Listrik padam beberapa jam saja sudah mengeluh, sampai-sampai Nagita Slavina ajak anak dan keluarganya ke Singapura. Harusnya bersyukur, listrik padam beberapa jam itu momen untuk refleksi, masuklah ke dalam keheningan setelah bertahun-tahun dilanda kebisingan. Bahkan sebagian besar orang Jakarta, ketika lahir disambut oleh kebisingan.
Keluh kesah dan amarah warga Jakarta yang 'berseliweran' di media sosial, itu tanda terlalu menggantungkan segala tetek-bengek kehidupan pada arus listrik. Saya khawatir, kalau-kalau esok atau lusa itu tubuh-tubuh dialiri listrik. Bahaya!

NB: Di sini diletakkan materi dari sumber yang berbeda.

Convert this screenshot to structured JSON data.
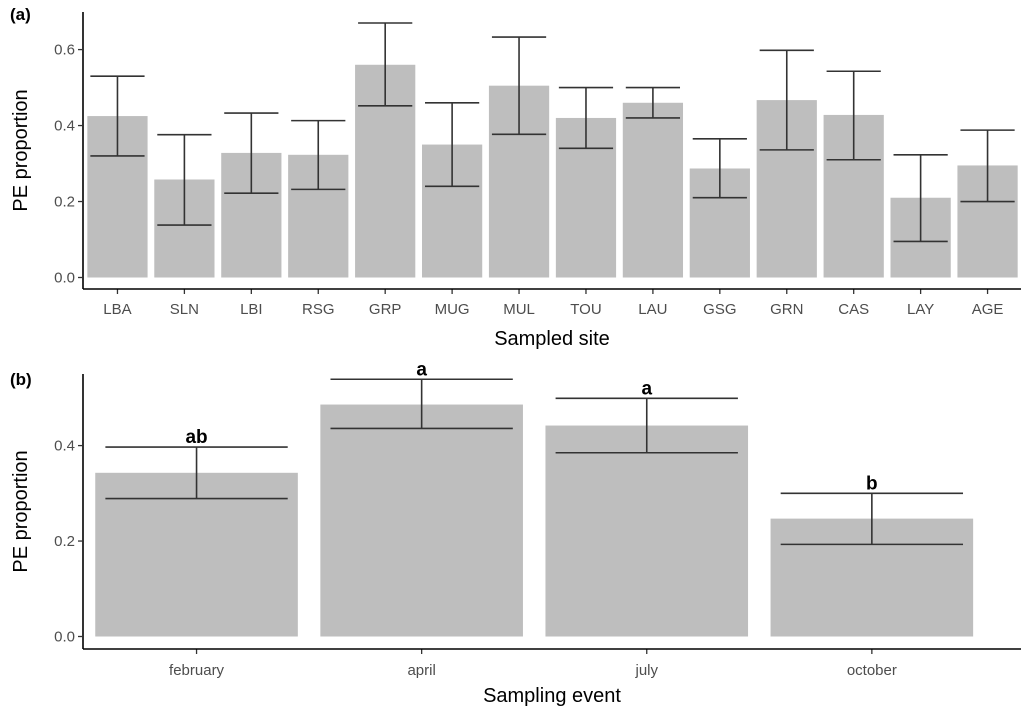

Mari, belajarlah dari kami di timur Indonesia. Anak-anak manusia lahir hingga kembali abadi tanpa melihat apalagi menikmati terang lampu dan segala yang membutuhkan itu arus bernama listrik. Kalau mampir ke beberapa wilayah di Timor-Nusa Tenggara Timur, kalian akan mendapati anak-anak berusaha belajar di samping pelita-pelita redup. Itu pun kalau minyak tanah masih sempat dibeli. Bayangkan ini situasi!
Kami tidak terlalu bahkan memang tidak pernah mengeluh samasekali ketika malam-malam adalah gelap. Tidak seperti kalian yang menikmati segala tawaran arus listrik dan cahaya kapan saja. Gelap beberapa saat saja sudah mau 'matmampos'. Eh, bukankah gelap itu saat-saat paling nikmat? Tulis puisi untuk pacar, misalnya. Ya, kalau untuk yang satu ini sih, puisi sekaligus cahaya dalam gelap sekalipun. Coba saja!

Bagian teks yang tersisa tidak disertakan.